Le maras, in realtà, devono il loro inizio a un gruppo criminale di salvadoregni emigrati negli Stati Uniti. Imitando la violenza lì conosciuta, operavano in modo così selvaggio che il governo USA preferì restituirli al paese di origine piuttosto che tenerli in prigione. "Queste bande, che fino allora erano gruppi marginali di oziosi e vagabondi, si sono rafforzate copiando l’organizzazione dell'ex guerriglia". La guerra civile e la repressione militare sono finite: ora sono la mara e la corruzione a terrorizzare abitanti e i responsabili civili e politici. Il terreno fertile della mara è l'abbandono in cui vivono l'infanzia e la gioventù. L'abbandono scolastico inizia alle elementari e aumenta ai 10 anni. La violenza famigliare - gli aggressori di minori sarebbero in un 70% amici o parenti - e la violenza sessuale - 13 bambini su 100 l’hanno subita con il 9% di ragazze incinte – lascia i suoi strascichi.

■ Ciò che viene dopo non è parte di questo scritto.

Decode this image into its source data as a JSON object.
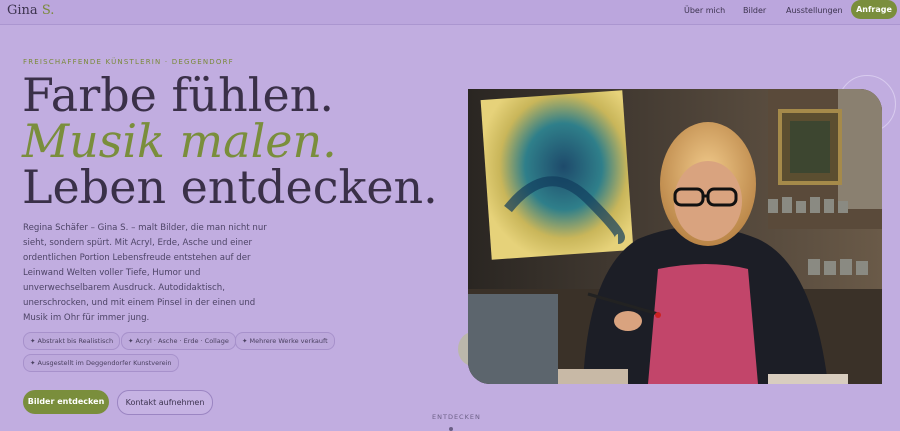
{
  "header": {
    "logo_name": "Gina",
    "logo_initial": "S.",
    "nav": [
      "Über mich",
      "Bilder",
      "Ausstellungen"
    ],
    "cta": "Anfrage"
  },
  "hero": {
    "eyebrow": "FREISCHAFFENDE KÜNSTLERIN · DEGGENDORF",
    "headline": [
      "Farbe fühlen.",
      "Musik malen.",
      "Leben entdecken."
    ],
    "intro": "Regina Schäfer – Gina S. – malt Bilder, die man nicht nur sieht, sondern spürt. Mit Acryl, Erde, Asche und einer ordentlichen Portion Lebensfreude entstehen auf der Leinwand Welten voller Tiefe, Humor und unverwechselbarem Ausdruck. Autodidaktisch, unerschrocken, und mit einem Pinsel in der einen und Musik im Ohr für immer jung.",
    "chips": [
      "✦ Abstrakt bis Realistisch",
      "✦ Acryl · Asche · Erde · Collage",
      "✦ Mehrere Werke verkauft",
      "✦ Ausgestellt im Deggendorfer Kunstverein"
    ],
    "primary_button": "Bilder entdecken",
    "secondary_button": "Kontakt aufnehmen",
    "scroll_label": "ENTDECKEN"
  },
  "colors": {
    "background": "#c1ade0",
    "accent": "#7a8e3c",
    "text": "#3a3048"
  }
}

A ciò si aggiunge l'illusione creata dall'emigrazione, la principale fonte di reddito. Le rimesse erano di 1776,1 milioni di dollari ad aprile, cioè nei primi 4 mesi del 2019. Una crescita di $ 661,1 milioni rispetto dell'anno precedente, e questa è una tendenza. Lo scorso anno, le rimesse famigliari furono di 5.468,7 milioni di dollari, l'8,4% in più rispetto al 2017. Il 94,9% proviene dagli Stati Uniti, seguito da Canada, Italia, Spagna e Panama.

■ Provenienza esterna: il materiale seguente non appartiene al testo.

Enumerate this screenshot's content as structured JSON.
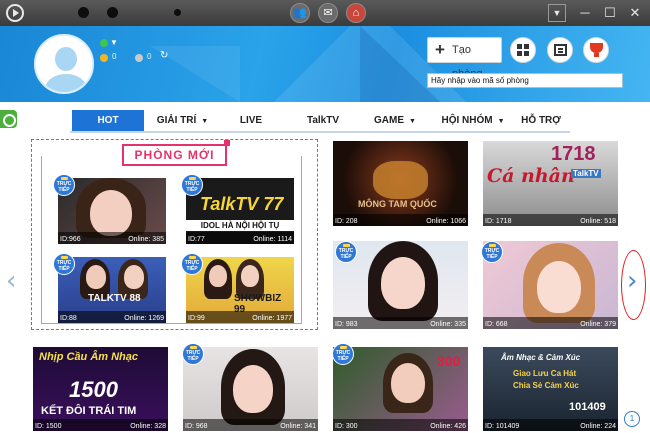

Queste entrate non sono una soluzione. La loro attesa spinge i giovani al vagabondaggio e all’inerzia e la comunità al minimo sforzo per risolvere i problemi. Non solo. Lo stesso quotidiano parla di un'adolescente, Ariana Funes Díaz. Sua madre emigrò agli Stati Uniti quando la bimba aveva due anni. A 11 anni, la madre "la portò negli USA per il pericolo della mara", cercando per la figlia un paese sicuro con maggiori opportunità. Ariana è stata assassinata in questi giorni a Riverdale, nel Maryland: aveva 14 anni. Autori del crimine tre giovani salvadoregni della Mara Salvatrucha.

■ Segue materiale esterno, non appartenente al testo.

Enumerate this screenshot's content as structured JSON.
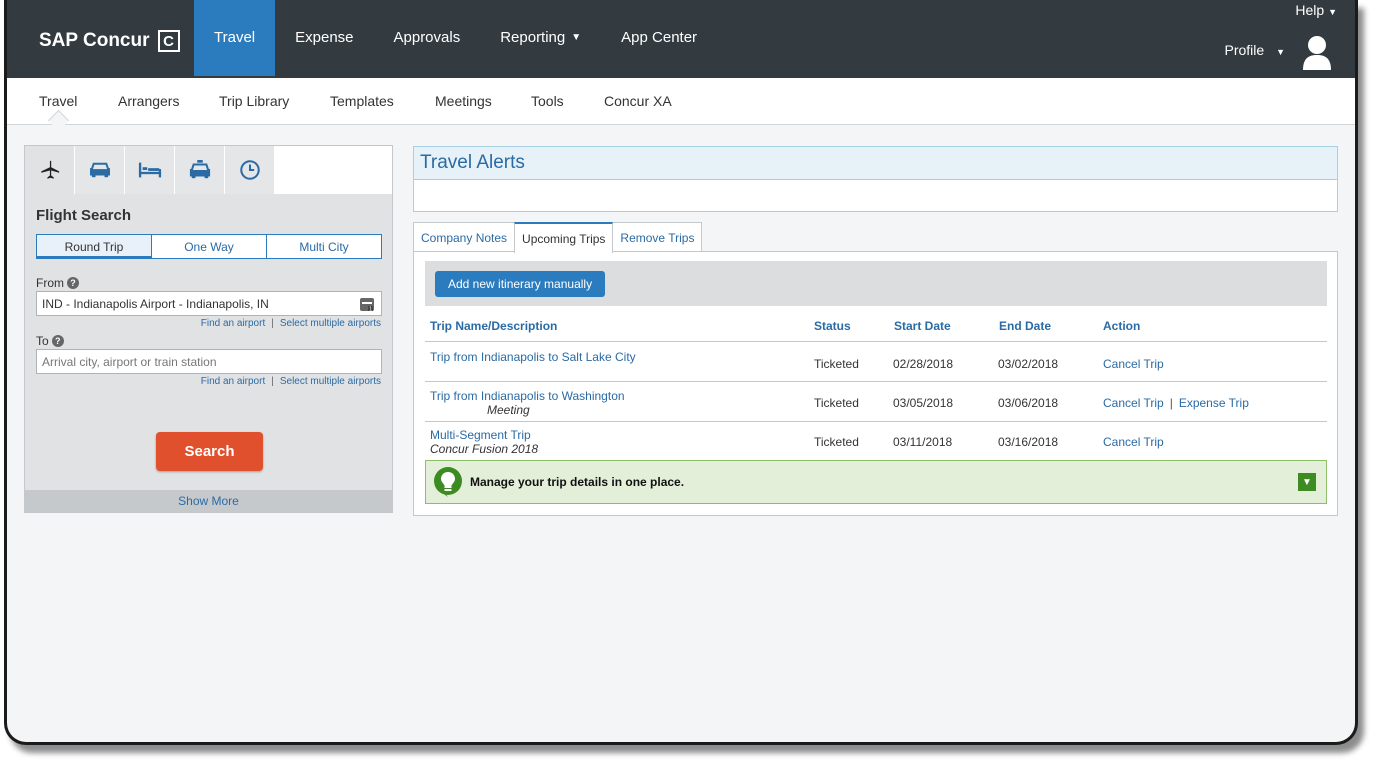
{
  "app": {
    "brand": "SAP Concur",
    "brand_mark": "C"
  },
  "topnav": {
    "items": [
      {
        "label": "Travel",
        "active": true
      },
      {
        "label": "Expense"
      },
      {
        "label": "Approvals"
      },
      {
        "label": "Reporting",
        "dropdown": true
      },
      {
        "label": "App Center"
      }
    ],
    "help": "Help",
    "profile": "Profile"
  },
  "subnav": {
    "items": [
      "Travel",
      "Arrangers",
      "Trip Library",
      "Templates",
      "Meetings",
      "Tools",
      "Concur XA"
    ],
    "active": "Travel"
  },
  "search_panel": {
    "mode_icons": [
      "plane-icon",
      "car-icon",
      "hotel-bed-icon",
      "taxi-icon",
      "clock-icon"
    ],
    "title": "Flight Search",
    "trip_types": [
      "Round Trip",
      "One Way",
      "Multi City"
    ],
    "selected_trip_type": "Round Trip",
    "from_label": "From",
    "from_value": "IND - Indianapolis Airport - Indianapolis, IN",
    "to_label": "To",
    "to_placeholder": "Arrival city, airport or train station",
    "find_airport": "Find an airport",
    "select_multiple": "Select multiple airports",
    "search_button": "Search",
    "show_more": "Show More"
  },
  "alerts": {
    "title": "Travel Alerts"
  },
  "trips": {
    "tabs": [
      "Company Notes",
      "Upcoming Trips",
      "Remove Trips"
    ],
    "active_tab": "Upcoming Trips",
    "add_button": "Add new itinerary manually",
    "headers": [
      "Trip Name/Description",
      "Status",
      "Start Date",
      "End Date",
      "Action"
    ],
    "rows": [
      {
        "name": "Trip from Indianapolis to Salt Lake City",
        "sub": "",
        "status": "Ticketed",
        "start": "02/28/2018",
        "end": "03/02/2018",
        "actions": [
          "Cancel Trip"
        ]
      },
      {
        "name": "Trip from Indianapolis to Washington",
        "sub": "Meeting",
        "status": "Ticketed",
        "start": "03/05/2018",
        "end": "03/06/2018",
        "actions": [
          "Cancel Trip",
          "Expense Trip"
        ]
      },
      {
        "name": "Multi-Segment Trip",
        "sub": "Concur Fusion 2018",
        "status": "Ticketed",
        "start": "03/11/2018",
        "end": "03/16/2018",
        "actions": [
          "Cancel Trip"
        ]
      }
    ],
    "tip": "Manage your trip details in one place."
  },
  "colors": {
    "topbar": "#333b40",
    "accent": "#2a7cbf",
    "search": "#e0502c",
    "tip_bg": "#e3efd9"
  }
}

Quando abbiamo visitato il Museo dei Martiri dell’UCA, lo studente che ci faceva da guida si trattenne sui dettagli di un quadro un po' triste che rappresenta le idee e gli atteggiamenti opposti del clero, dei militari, della società al tempo del martirio di Oscar Romero, ucciso da un proiettile sparato dalla porta della cappella dell’Hospitalito, dove aveva fatto il suo ministero sacerdotale prima di essere nominato vescovo e dove visse fino al suo ultimo giorno, il 24 marzo 1980.

Nel dipinto il corpo di Romero è freddo e inanime eccetto per un dettaglio: la mano sinistra si alza, staccata dal corpo, con l'indice teso in un gesto accusatore. "Il pittore voleva rappresentare Romero che ricorda alla Chiesa l’impegno a non smettere mai di denunciare le ingiustizie". Forse è una lettura po’ sofisticata, ma certamente profetica per la Chiesa d’El Salvador quando arriva al potere un nuovo regime. E quando la Commissione economica per l'America Latina e i Caraibi (CELAC) indica finalmente la vera sfida, "frenare l’emigrazione creando un programma di assistenza sociale, raddoppiando la lotta alla corruzione e migliorando la sicurezza pubblica" nel paese. Con il 1° giugno, con il mandato del nuovo presidente, inizieranno le luci a sovrapporsi alle ombre?